Various definitions for Animation found from Google Search
(02.20.2005)


Discovery:

Commonly used words for animation - "sequence", "series", "images"and "movement".
Final analysis of meaning. "ANIMATION = SEQUENCE OF IMAGES DISPLAYED SUCCESSIVELY" OR in simpler terms Animation = "motion graphics"

Source1 - Word.Net: http://www.cogsci.princeton.edu/cgi-bin/webwn?stage=1&word=animation
The noun "animation" has 6 senses in WordNet)

What is animation?

1. animation, life, living, aliveness -- (the condition of living or the state of being alive; "while there's life there's hope"; "life depends on many chemical and physical processes")
2. animation, vitality -- (the property of being able to survive and grow; "the vitality of a seed")
3. animation, spiritedness, invigoration, brio, vivification -- (quality of being active or spirited or alive and vigorous)
4. vivification, invigoration, animation -- (the activity of giving vitality and vigour to something)
5. animation -- (the making of animated cartoons)
6. liveliness, animation -- (general activity and motion)

Source 2 - Red.net : http://www.red.net/glossary/a.php)
Animation is the creation of a timed sequence, a series of graphic images or frames together to give the appearance of continuous movement.

Source 3- SIGGRAPH http://www.siggraph.org/education/materials/HyperVis/vis_gloss.htm
Animation. A movie. A sequence of related images viewed in rapid succession to see and experience the apparent movement of objects

Source 4: http://www.w3.org/WAI/UA/WD-UAAG10-20010604/glossary.html )
The term "animation" refers to any visual movement effect created automatically (i.e., without manual user interaction). This definition of animation includes video and animated images. Animation techniques include:

  • graphically displaying a sequence of snapshots within the same region (e.g., as is done for video and animated images).

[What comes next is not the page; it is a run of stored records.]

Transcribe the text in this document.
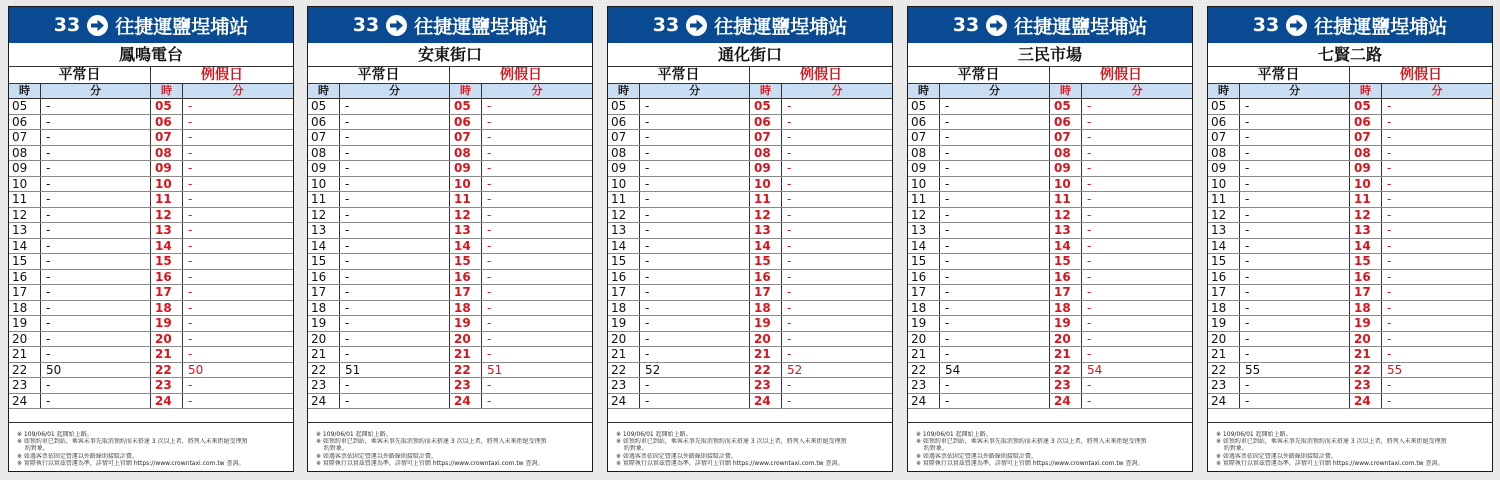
33 往捷運鹽埕埔站
鳳鳴電台
平常日	例假日
時	分	時	分
05	-	05	-
06	-	06	-
07	-	07	-
08	-	08	-
09	-	09	-
10	-	10	-
11	-	11	-
12	-	12	-
13	-	13	-
14	-	14	-
15	-	15	-
16	-	16	-
17	-	17	-
18	-	18	-
19	-	19	-
20	-	20	-
21	-	21	-
22	50	22	50
23	-	23	-
24	-	24	-
※ 109/06/01 起開始上路。
※ 如預約車已到站，乘客未事先取消預約而未搭達 3 次以上者，將列入未來拒絕受理預
　 約對象。
※ 如遇客票依固定營運以外路線則接駁計費。
※ 實際執行以實茲營運為準，詳情可上官網 https://www.crowntaxi.com.tw 查詢。
33 往捷運鹽埕埔站
安東街口
平常日	例假日
時	分	時	分
05	-	05	-
06	-	06	-
07	-	07	-
08	-	08	-
09	-	09	-
10	-	10	-
11	-	11	-
12	-	12	-
13	-	13	-
14	-	14	-
15	-	15	-
16	-	16	-
17	-	17	-
18	-	18	-
19	-	19	-
20	-	20	-
21	-	21	-
22	51	22	51
23	-	23	-
24	-	24	-
※ 109/06/01 起開始上路。
※ 如預約車已到站，乘客未事先取消預約而未搭達 3 次以上者，將列入未來拒絕受理預
　 約對象。
※ 如遇客票依固定營運以外路線則接駁計費。
※ 實際執行以實茲營運為準，詳情可上官網 https://www.crowntaxi.com.tw 查詢。
33 往捷運鹽埕埔站
通化街口
平常日	例假日
時	分	時	分
05	-	05	-
06	-	06	-
07	-	07	-
08	-	08	-
09	-	09	-
10	-	10	-
11	-	11	-
12	-	12	-
13	-	13	-
14	-	14	-
15	-	15	-
16	-	16	-
17	-	17	-
18	-	18	-
19	-	19	-
20	-	20	-
21	-	21	-
22	52	22	52
23	-	23	-
24	-	24	-
※ 109/06/01 起開始上路。
※ 如預約車已到站，乘客未事先取消預約而未搭達 3 次以上者，將列入未來拒絕受理預
　 約對象。
※ 如遇客票依固定營運以外路線則接駁計費。
※ 實際執行以實茲營運為準，詳情可上官網 https://www.crowntaxi.com.tw 查詢。
33 往捷運鹽埕埔站
三民市場
平常日	例假日
時	分	時	分
05	-	05	-
06	-	06	-
07	-	07	-
08	-	08	-
09	-	09	-
10	-	10	-
11	-	11	-
12	-	12	-
13	-	13	-
14	-	14	-
15	-	15	-
16	-	16	-
17	-	17	-
18	-	18	-
19	-	19	-
20	-	20	-
21	-	21	-
22	54	22	54
23	-	23	-
24	-	24	-
※ 109/06/01 起開始上路。
※ 如預約車已到站，乘客未事先取消預約而未搭達 3 次以上者，將列入未來拒絕受理預
　 約對象。
※ 如遇客票依固定營運以外路線則接駁計費。
※ 實際執行以實茲營運為準，詳情可上官網 https://www.crowntaxi.com.tw 查詢。
33 往捷運鹽埕埔站
七賢二路
平常日	例假日
時	分	時	分
05	-	05	-
06	-	06	-
07	-	07	-
08	-	08	-
09	-	09	-
10	-	10	-
11	-	11	-
12	-	12	-
13	-	13	-
14	-	14	-
15	-	15	-
16	-	16	-
17	-	17	-
18	-	18	-
19	-	19	-
20	-	20	-
21	-	21	-
22	55	22	55
23	-	23	-
24	-	24	-
※ 109/06/01 起開始上路。
※ 如預約車已到站，乘客未事先取消預約而未搭達 3 次以上者，將列入未來拒絕受理預
　 約對象。
※ 如遇客票依固定營運以外路線則接駁計費。
※ 實際執行以實茲營運為準，詳情可上官網 https://www.crowntaxi.com.tw 查詢。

The series of snapshots may be provided by a single resource (e.g., an animated GIF image) or from distinct resources (e.g., a series of images downloaded continuously by the user agent).
  • scrolling text (e.g., achieved through markup or style sheets).
  • displacing graphical objects around the viewport (e.g., a picture of a ball that is moved around the viewport giving the impression that it is bouncing off of the viewport edges). For instance, the SMIL 2.0 animation modules explain how to create such animation effects in a declarative manner (i.e., not by composition of successive snapshots).